Dayton
Volunteers sought for golf tourney Aug. 5
The Dayton Area Chamber of Commerce will hold its 13th annual golf tournament Aug. 5 and needs players, sponsors and volunteers to help. Hole watchers, runners, committee members, coordinators, reservationists, check-in persons and bag-stuffers are needed.
Call 246-3687, 883-3313 or 246-7009.
Chamber to hold breakfast
A networking "business and breakfast" meeting will be Tuesday from 7:30 to 8:15 a.m. at Legado at the Dayton Valley Country Club, 51 Palmer Drive, Dayton. This is a chance to network with other chamber members and enjoy a continental breakfast.
Call 246-7909.
Carson City
Local author to read from book at railroad museum
Families and the public are invited to attend a free program by author Ellen Hopkins as she reads from her book "Tarnished Legacy," a nonfiction story for children about Virginia City's Comstock Lode, at 7 p.m. Wednesday at the Nevada State Railroad Museum. For information, call 687-6953.
Virginia City
Musicals play at Piper's
"Cathouse Afternoon," a bawdy, original musical by Will Rose, is running at 7 p.m.

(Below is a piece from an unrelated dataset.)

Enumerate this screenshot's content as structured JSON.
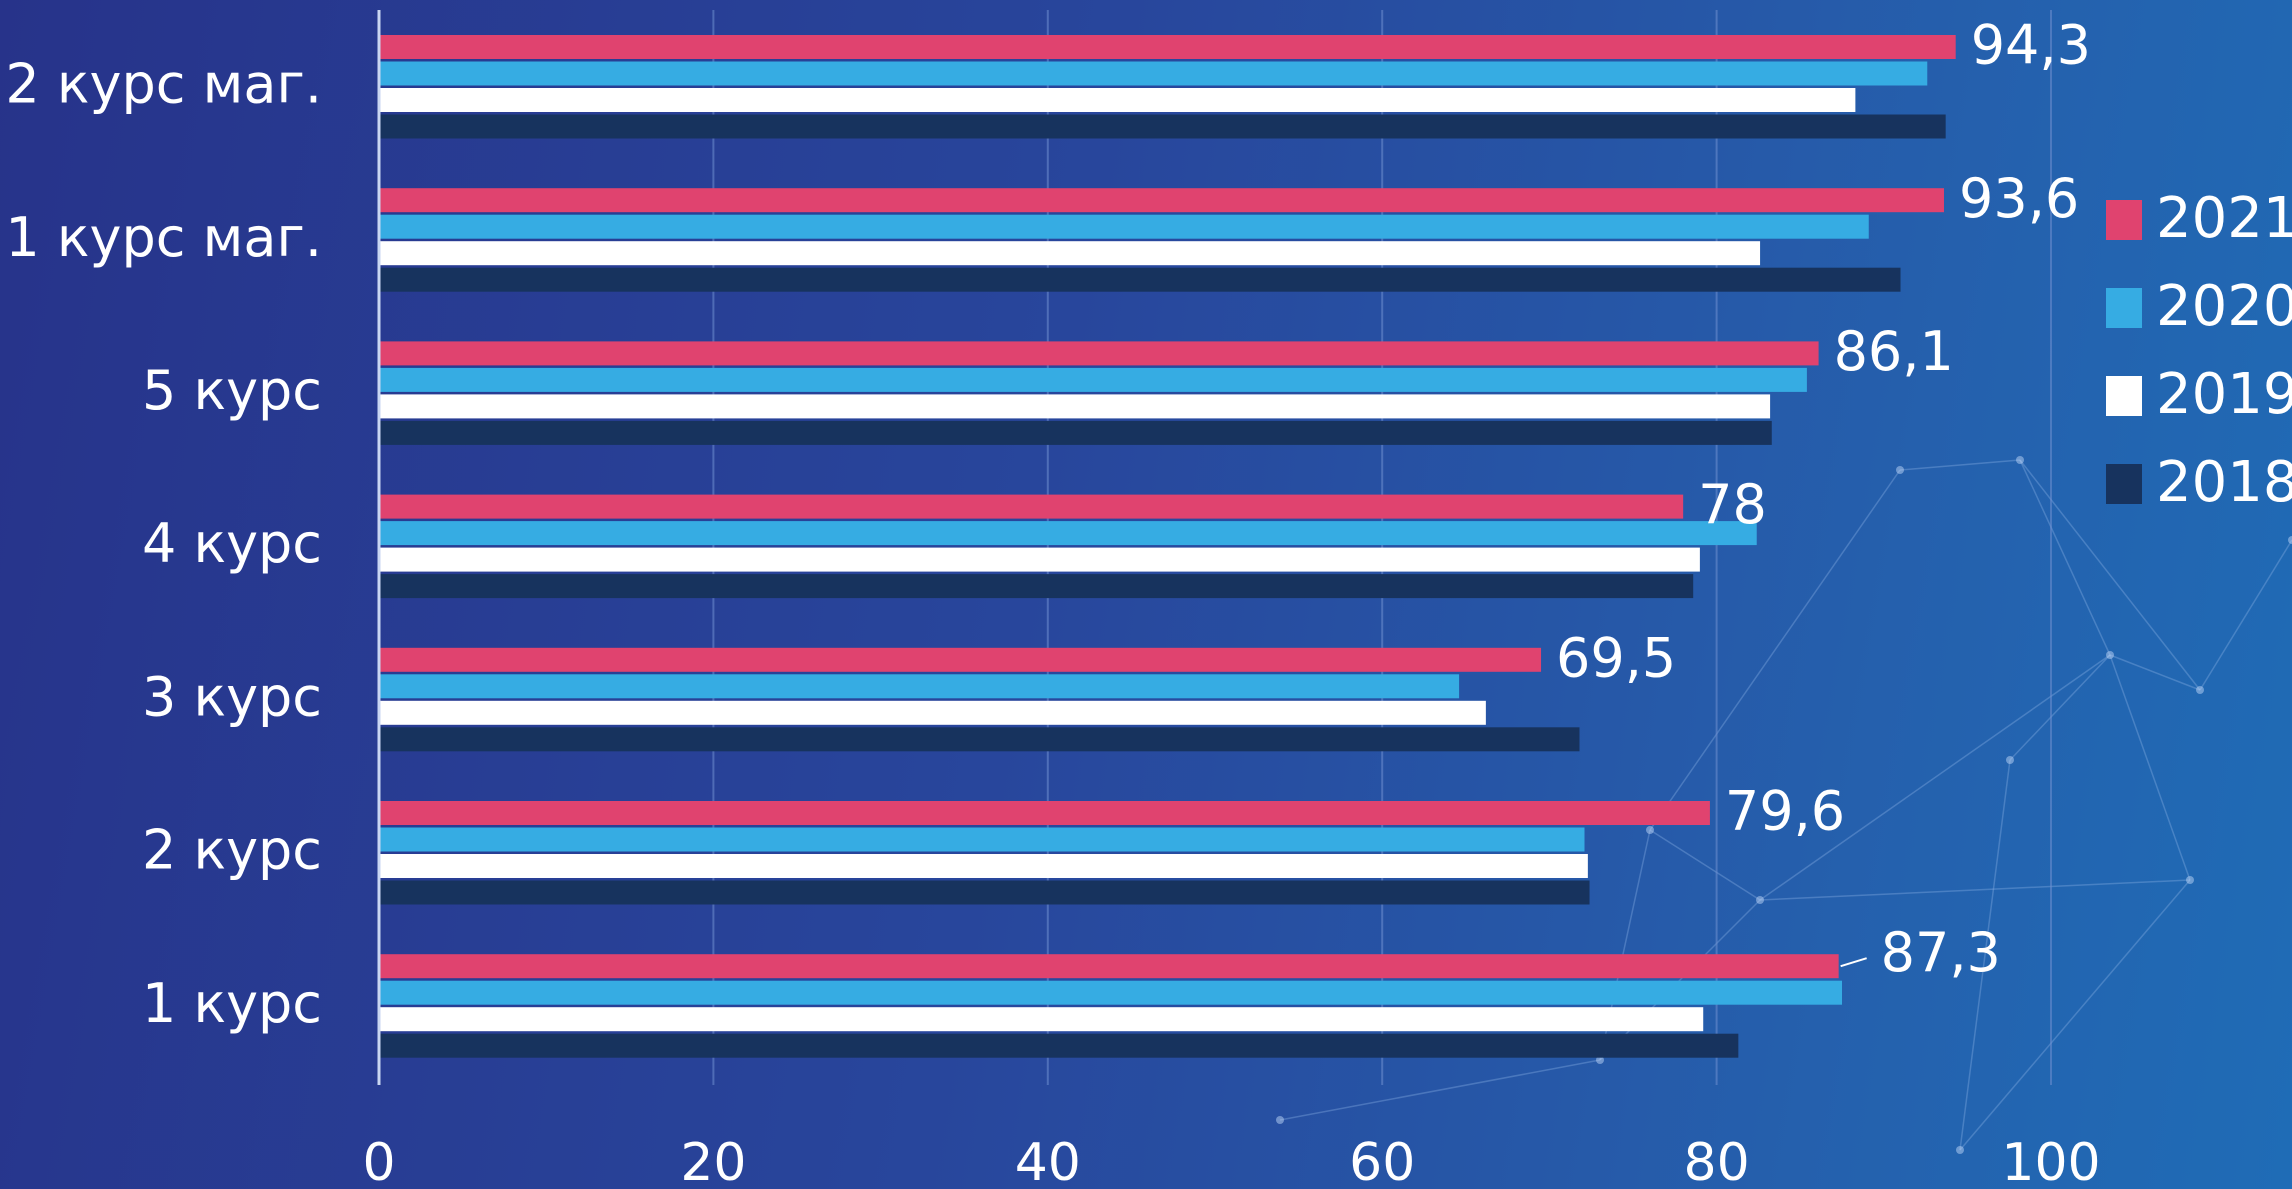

Fridays and Saturdays at Piper's Opera House in Virginia City.
Call 847-7150, 847-0433, or go to www.redroseonline.com.
"Ol' Plumbottom," also by Rose, is a hip-hop original musical with a mine-safety theme, will be the Saturday matinee.
There will be two half-hour shows at 1 and 2 p.m.

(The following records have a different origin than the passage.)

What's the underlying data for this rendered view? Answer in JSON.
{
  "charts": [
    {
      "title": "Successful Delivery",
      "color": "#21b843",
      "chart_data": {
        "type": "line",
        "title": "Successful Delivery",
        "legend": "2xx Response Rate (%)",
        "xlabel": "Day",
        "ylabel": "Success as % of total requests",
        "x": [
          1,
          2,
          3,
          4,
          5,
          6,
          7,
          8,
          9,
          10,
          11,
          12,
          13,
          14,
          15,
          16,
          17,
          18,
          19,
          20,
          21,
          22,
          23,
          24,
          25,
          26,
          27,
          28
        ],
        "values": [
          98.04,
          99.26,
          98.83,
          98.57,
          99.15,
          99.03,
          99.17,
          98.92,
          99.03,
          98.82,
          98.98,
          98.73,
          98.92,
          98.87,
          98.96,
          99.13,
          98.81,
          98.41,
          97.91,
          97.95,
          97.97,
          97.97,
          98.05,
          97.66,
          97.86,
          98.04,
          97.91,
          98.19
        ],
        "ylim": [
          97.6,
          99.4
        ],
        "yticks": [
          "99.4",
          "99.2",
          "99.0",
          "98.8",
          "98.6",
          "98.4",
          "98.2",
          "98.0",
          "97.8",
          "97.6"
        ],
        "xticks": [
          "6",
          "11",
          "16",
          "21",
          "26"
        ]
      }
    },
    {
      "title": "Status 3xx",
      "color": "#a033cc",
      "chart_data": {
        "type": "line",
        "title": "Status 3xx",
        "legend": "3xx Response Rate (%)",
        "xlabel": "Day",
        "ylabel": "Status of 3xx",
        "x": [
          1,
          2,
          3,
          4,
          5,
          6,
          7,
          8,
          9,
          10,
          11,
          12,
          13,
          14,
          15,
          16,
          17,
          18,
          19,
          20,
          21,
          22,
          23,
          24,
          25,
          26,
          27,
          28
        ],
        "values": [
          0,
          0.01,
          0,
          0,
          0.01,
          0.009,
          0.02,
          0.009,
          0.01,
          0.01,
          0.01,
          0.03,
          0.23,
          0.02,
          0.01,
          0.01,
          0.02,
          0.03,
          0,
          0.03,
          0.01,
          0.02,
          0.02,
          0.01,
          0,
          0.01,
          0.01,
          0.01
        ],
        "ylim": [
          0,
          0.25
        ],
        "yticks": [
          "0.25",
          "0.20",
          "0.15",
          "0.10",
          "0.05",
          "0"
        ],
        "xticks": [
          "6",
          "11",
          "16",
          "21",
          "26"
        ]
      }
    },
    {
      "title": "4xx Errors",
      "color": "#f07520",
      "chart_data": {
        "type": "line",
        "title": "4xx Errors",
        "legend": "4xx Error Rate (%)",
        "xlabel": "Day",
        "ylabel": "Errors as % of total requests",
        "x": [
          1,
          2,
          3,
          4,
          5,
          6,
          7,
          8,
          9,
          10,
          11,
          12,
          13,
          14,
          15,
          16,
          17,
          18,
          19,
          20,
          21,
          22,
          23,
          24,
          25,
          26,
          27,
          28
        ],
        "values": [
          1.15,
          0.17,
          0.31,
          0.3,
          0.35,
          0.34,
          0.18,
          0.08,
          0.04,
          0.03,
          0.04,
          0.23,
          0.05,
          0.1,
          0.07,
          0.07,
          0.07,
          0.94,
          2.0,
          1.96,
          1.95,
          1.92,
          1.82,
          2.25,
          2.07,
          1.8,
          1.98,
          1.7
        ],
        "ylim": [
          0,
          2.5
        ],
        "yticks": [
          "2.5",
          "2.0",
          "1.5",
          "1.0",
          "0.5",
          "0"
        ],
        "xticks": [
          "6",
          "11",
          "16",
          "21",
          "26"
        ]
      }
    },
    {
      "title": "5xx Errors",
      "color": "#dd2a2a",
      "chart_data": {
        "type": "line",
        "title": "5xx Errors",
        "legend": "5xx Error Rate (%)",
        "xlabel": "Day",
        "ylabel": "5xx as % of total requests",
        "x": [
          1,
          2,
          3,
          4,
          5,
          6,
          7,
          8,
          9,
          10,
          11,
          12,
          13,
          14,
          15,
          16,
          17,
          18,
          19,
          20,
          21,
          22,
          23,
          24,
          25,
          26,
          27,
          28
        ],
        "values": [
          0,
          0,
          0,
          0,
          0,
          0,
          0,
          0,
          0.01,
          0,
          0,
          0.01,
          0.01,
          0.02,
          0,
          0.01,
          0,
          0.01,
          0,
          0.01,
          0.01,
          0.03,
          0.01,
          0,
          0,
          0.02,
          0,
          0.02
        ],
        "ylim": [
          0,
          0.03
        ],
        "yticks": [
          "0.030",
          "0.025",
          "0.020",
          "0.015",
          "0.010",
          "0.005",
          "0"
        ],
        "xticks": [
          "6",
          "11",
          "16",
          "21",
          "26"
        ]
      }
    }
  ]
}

Pasta and politics in the park Saturday
The Storey County Democratic Central Committee will hold a meet-the-candidates spaghetti feed, from noon to 4 p.m. Saturday in Miners Park, Virginia City.
Candidates to be on hand include Dina Titus, candidate for governor; Ross Miller, candidate for attorney general; state Assembly candidate Cathylee James; Storey County Commissioner John Flanagan; Storey County sheriff candidates Bob Del Carlo and Stephen Bloyd; and Storey County commissioner candidates Bill Sjovangen and Nick Nicosia.
Call 847-9518.
Lincoln exhibit traces slavery's evolution
A traveling exhibition opening at the Historic Fourth Ward School Museum opening Saturday traces Abraham Lincoln's gradual transformation from an antislavery moderate into "The Great Emancipator," who freed the slaves in 1863.
"Forever Free: Abraham Lincoln's Journey to Emancipation" will be on display until Oct. 20.
"Forever Free" draws upon original documents in the collections of the Huntington Library and the Gilder Lehrman Institute of American History.